I’m looking forward to engaging in grounded, technically honest conversations about how microbiome technologies are transitioning from promise to dependable, scalable field solutions.  

This forum consistently brings together experts across R&D, product development, and commercialization who are focused on solving real agronomic constraints rather than just showcasing novelty. 

 

Why do you think this summit is such an important touch point for the agricultural microbiome community right now? 

Microbial adoption in North America is clearly accelerating, which makes this moment critical in aligning scientific, regulatory, and commercial execution. This is the necessary forum for the industry to collectively address the environmental, physiological, and phenological bottlenecks that are still limiting consistency, and to ensure microbiome innovations deliver repeatable value at scale. 

 

What key challenges or opportunities in microbiome agbiotech do you think the industry needs to focus on in 2026? 

In 2026, the focus must shift decisively towards reliability, specifically improving performance across variable soils, climates, and cropping systems. The opportunity lies in designing microbiome solutions that are resilient to stress, integrate seamlessly into existing agronomic programs, and are supported by strong mechanistic understanding, rather than trial and error positioning.

 

What makes this a valuable event for those working to bring microbiome innovations into agriculture? 

This meeting stands out because it connects scientific insight directly with product development and commercialization realities.
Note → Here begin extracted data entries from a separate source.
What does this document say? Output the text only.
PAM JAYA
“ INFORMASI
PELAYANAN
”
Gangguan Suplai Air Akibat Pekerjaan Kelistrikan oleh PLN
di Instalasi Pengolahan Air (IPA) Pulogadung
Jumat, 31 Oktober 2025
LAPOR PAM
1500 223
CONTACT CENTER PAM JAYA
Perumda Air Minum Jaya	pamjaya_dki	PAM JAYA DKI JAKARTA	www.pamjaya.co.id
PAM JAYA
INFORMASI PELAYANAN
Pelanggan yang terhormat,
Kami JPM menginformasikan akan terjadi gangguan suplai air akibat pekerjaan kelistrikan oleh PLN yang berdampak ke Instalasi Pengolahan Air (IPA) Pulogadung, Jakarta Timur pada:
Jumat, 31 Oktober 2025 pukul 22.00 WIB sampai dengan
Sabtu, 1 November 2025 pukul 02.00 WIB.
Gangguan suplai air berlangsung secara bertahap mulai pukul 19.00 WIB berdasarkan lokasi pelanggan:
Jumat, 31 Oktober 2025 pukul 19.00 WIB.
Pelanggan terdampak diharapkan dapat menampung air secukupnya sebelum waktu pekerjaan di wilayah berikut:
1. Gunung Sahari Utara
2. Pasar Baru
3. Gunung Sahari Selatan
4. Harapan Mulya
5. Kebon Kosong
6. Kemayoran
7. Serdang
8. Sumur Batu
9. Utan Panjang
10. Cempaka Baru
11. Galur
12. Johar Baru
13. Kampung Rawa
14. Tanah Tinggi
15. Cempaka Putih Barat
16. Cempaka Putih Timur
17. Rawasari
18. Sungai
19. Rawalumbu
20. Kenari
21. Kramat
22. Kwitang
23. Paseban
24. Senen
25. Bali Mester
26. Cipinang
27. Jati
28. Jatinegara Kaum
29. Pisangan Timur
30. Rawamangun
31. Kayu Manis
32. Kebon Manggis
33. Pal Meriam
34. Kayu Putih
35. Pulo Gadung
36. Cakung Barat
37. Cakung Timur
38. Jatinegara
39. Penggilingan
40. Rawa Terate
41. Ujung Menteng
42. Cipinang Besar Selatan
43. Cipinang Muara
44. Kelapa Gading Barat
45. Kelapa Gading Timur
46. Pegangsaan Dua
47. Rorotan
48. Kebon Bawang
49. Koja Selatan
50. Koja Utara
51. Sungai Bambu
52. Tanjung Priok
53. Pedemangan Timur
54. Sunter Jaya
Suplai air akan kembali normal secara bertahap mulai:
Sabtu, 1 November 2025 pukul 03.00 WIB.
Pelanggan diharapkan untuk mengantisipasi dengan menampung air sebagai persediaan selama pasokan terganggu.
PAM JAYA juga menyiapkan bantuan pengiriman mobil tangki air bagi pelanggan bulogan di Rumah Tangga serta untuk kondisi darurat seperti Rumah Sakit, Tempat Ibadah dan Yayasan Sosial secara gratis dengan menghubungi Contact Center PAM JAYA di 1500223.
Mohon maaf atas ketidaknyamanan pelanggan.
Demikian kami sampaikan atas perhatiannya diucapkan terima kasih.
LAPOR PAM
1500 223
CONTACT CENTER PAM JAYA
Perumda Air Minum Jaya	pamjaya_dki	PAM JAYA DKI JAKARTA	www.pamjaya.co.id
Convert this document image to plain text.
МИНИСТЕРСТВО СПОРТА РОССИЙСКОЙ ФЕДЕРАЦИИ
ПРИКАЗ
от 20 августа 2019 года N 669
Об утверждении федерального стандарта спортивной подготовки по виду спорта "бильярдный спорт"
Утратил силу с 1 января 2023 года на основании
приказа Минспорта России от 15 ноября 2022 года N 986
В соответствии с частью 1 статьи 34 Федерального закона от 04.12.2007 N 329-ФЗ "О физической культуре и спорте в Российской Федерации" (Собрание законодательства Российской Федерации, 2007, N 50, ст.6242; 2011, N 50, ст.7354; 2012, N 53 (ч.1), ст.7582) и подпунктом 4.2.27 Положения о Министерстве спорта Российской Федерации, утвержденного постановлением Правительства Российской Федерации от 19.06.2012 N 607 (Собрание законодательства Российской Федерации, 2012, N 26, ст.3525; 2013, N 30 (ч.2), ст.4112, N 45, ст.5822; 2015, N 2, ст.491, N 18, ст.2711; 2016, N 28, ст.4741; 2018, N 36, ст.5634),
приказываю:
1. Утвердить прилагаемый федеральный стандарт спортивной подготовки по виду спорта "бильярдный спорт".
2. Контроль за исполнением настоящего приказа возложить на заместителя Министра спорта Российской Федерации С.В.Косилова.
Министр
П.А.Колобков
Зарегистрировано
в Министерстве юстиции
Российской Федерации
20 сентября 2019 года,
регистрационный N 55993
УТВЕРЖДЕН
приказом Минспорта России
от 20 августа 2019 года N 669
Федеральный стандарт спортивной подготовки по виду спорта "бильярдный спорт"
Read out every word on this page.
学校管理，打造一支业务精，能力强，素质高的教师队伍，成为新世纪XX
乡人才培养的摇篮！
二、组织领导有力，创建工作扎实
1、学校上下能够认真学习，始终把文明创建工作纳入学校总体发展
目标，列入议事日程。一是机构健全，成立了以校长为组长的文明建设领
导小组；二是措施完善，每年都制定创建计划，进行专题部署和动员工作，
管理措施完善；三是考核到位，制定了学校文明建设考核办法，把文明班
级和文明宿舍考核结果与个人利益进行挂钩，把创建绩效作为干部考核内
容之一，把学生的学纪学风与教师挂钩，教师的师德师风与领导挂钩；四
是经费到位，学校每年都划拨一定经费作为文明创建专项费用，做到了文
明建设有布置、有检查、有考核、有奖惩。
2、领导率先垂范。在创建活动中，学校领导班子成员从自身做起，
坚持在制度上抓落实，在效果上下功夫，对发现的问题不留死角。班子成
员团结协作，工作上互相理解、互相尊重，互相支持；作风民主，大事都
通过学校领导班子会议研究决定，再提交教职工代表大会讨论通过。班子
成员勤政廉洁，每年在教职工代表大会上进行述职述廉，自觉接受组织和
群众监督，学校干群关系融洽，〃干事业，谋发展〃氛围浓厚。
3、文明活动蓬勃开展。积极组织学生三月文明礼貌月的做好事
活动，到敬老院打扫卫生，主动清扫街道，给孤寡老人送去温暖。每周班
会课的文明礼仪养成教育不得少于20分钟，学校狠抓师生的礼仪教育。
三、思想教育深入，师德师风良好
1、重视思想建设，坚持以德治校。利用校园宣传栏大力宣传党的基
For those actively working to bring microbiome technologies to market, it offers a rare opportunity to pressure test ideas, learn from real world deployment challenges, and engage with peers who are shaping the next phase of biological adoption globally. 

 

For attendees joining the summit, what insights or takeaways do you hope they leave with after your session? 

I hope attendees leave with a clearer understanding that successful microbiome products are not just about microbial selection, but also about managing the biological system around them.  

At UPL, we believe unlocking consistent performance requires addressing environmental context, plant physiology, and phenological timing, and that responsibility sits with us as an industry, and not the grower. 

 

How important are meetings like this in helping move microbiome technologies from research into real world agricultural application? 

They are essential. Meetings like this accelerate the translation of research into practice by fostering transparency around what works, what doesn’t, and why. Which helps the industry move beyond hype and towards solutions that earn grower trust through consistent, agronomically sound performance.